La forensic linguistics ou comment résoudre des affaires


criminelles grâce aux sciences du langage ?

Par Stacy Blin.

Ce mois-ci, nous vous emmenons au pays de la linguistique, qui est la science s’attachant à l’étude du
langage. Et plus précisément, nous souhaiterions vous initier à un domaine bien particulier de la
linguistique appliquée que nos ami.e.s anglophones appellent forensic linguistics. Nous espérons que
cet article saura vous montrer que la linguistique n’est pas qu’une affaire de professeur.e.s
d’université et autres théoricien.ne.s, mais qu’elle peut être au contraire intéressante, fascinante et
surtout présente dans notre vie quotidienne.

Définition et précisions terminologiques :

La forensic linguistics consiste en l’application de techniques linguistiques dans le cadre d’une enquête
criminelle dans laquelle des données langagières peuvent constituer des preuves potentielles. Il s’agit d’une
technique d’investigation largement employée depuis les années 1970-1980, notamment dans les pays
anglophones. Bien qu’elle soit également pratiquée dans des pays francophones comme le Canada, il
semblerait qu’il n’y ait pas encore eu de véritable consensus terminologique quant à la traduction du terme
anglais. Le dictionnaire TERMIUM Plus® du Bureau de la traduction du gouvernement du Canada donne les
équivalents « linguistique judiciaire », « linguistique légale » ou encore « linguistique forensique ». De ces
trois termes, notre préférence va plutôt à celui de « linguistique judiciaire » car nous estimons qu’il reflète
bien l’aspect d’enquête criminelle et de justice qu’on ne retrouve pas d’une manière aussi marquée dans les
deux autres.

Le travail des linguistes au sein d’une enquête criminelle :

« La linguistique n’est pas tant l’étude de ce que les gens disent, mais de comment ils le disent ». Cette
citation de Carole Chaski, linguiste américaine et principale conceptrice du logiciel ALIAS (Automated
Linguistics Identification and Assessment System) qui sert à identifier l’auteur.e d’un document, résume en
quelques mots le travail des linguistes chargé.e.s d’aider à résoudre une affaire criminelle.
En effet, il faut savoir qu’à l’instar de notre ADN ou de notre voix, notre façon de parler et d’écrire
constituent une véritable carte d’identité de notre personne.
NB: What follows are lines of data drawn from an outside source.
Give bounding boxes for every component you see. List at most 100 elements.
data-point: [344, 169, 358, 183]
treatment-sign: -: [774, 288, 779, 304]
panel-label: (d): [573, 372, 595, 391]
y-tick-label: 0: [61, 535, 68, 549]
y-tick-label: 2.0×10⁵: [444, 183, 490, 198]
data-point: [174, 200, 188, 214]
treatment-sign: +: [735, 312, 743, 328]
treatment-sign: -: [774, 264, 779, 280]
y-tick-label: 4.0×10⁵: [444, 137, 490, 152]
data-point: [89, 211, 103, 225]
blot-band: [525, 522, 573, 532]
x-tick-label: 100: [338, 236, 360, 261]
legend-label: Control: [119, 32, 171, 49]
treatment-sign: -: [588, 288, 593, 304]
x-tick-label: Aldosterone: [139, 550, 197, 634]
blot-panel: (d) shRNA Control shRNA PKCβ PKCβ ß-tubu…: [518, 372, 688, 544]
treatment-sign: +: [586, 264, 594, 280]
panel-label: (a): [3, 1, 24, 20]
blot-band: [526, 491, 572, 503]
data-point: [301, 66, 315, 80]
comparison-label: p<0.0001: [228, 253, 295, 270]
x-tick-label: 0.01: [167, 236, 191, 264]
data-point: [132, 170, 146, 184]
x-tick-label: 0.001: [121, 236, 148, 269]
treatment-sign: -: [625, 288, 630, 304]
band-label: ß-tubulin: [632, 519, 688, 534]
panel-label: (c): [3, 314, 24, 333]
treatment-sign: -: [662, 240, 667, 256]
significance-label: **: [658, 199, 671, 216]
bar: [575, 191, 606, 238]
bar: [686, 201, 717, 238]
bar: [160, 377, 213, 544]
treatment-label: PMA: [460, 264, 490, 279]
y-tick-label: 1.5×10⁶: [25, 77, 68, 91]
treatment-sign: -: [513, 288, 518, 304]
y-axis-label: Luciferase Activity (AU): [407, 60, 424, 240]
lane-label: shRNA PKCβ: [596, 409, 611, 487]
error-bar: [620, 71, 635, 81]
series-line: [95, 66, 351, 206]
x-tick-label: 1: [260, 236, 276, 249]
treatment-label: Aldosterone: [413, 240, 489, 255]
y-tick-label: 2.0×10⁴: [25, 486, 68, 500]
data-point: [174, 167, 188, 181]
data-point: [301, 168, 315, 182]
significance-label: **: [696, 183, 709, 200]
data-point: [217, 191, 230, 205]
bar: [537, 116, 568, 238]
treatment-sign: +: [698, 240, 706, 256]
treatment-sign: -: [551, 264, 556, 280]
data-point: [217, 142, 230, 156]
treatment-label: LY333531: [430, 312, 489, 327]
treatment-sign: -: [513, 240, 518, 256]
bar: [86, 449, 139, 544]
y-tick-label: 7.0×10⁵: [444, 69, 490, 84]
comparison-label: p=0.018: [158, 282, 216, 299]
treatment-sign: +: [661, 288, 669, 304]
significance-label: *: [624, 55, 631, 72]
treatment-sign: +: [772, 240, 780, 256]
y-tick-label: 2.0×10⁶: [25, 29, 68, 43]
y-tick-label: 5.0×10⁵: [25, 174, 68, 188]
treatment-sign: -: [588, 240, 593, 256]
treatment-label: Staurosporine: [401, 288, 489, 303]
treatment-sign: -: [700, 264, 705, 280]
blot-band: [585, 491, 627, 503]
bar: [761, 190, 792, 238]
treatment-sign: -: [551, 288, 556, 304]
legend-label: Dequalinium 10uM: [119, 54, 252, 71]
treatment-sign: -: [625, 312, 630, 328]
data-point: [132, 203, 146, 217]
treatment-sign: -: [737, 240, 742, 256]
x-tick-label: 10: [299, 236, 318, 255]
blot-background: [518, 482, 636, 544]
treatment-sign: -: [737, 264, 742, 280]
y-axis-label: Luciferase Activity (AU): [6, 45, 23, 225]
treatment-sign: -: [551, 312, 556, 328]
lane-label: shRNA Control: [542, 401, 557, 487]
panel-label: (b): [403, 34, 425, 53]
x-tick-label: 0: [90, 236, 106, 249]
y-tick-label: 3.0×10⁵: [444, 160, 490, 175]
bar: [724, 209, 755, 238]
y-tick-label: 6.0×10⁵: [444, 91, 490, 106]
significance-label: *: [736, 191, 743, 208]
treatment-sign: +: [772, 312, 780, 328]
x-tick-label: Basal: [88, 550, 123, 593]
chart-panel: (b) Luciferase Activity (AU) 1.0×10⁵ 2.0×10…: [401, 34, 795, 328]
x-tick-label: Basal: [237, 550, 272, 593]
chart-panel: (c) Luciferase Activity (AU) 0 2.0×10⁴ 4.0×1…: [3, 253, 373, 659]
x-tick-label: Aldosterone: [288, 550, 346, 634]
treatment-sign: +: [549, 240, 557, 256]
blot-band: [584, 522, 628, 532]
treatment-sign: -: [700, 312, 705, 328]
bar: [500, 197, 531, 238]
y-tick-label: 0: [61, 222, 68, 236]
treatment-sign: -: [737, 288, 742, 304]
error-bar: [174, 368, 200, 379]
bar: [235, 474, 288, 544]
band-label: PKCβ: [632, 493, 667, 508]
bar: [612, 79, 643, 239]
Tout aussi singulier et unique que puissent l’être
nos empreintes digitales, notre langage (écrit et oral) renseigne aussi bien sur notre sexe, que notre âge,
notre race, notre genre, notre pays d’origine ou encore notre classe sociale. C’est ainsi qu’au sein d’une
communauté langagière, chacun.e des locuteur.trice.s possède un sociolecte (manière de parler propre à un
groupe social) et un idiolecte (utilisation du langage propre à un individu) qui va constituer son style et se
manifester par des tics linguistiques quant aux choix lexicaux, syntaxicaux et grammaticaux particuliers
pour ce qui est du langage écrit, ainsi que pour ce qui est de la prononciation et des intonations singulières
pour la langue orale.

Tel sera donc le travail des linguistes : aider à identifier l’auteur.e d’une production écrite ou orale à l’aide de
différentes techniques et outils. Un travail qui peut parfois prendre une importance considérable, « l’élément
linguistique [pouvant] s’avérer déterminant dans le déroulement et le dénouement d’un litige juridique
quelconque ».[1]

© The New Yorker

Forensic stylistics (stylistique judiciaire) :

La stylistique consiste en l’étude des variations et des particularités au sein du langage écrit. Le principe
fondamental de la stylistique nous indique que chaque personne présente une certaine régularité dans son
style d’écriture et que cette même homogénéité permet de la distinguer d’une autre. En effet, tout comme
deux personnes ne parlent pas exactement de la même manière, elles n’écriront pas non plus tout à fait de la
même manière. Ainsi, nous pourrions postuler que la stylistique est l’étude de d’idiolecte d’un individu
donné qui sera constitué, du moins pour l’écrit, des variations orthographiques, du vocabulaire, de la
grammaire, ainsi que de la phraséologie (collocations, expressions idiomatiques). Il représentera donc
l’ensemble des choix langagiers (souvent inconscients) faits habituellement par l’individu en question. Il
pourra s’agir d’une préférence entre différentes formes acceptables (exemples : I gave you my heart ou I gave
my heart to you) ou déviantes de la norme (exemple : I be chillin’ today) et donc considérées en principe
comme des erreurs.

En stylistique judiciaire, toute production écrite peut constituer une potentielle preuve si tant est qu’elle est
liée d’une manière ou d’une autre à une enquête ; cependant, les textes types étudiés par les linguistes sont le
plus souvent des demandes de rançons, des lettres de menaces ou encore des lettres de suicide.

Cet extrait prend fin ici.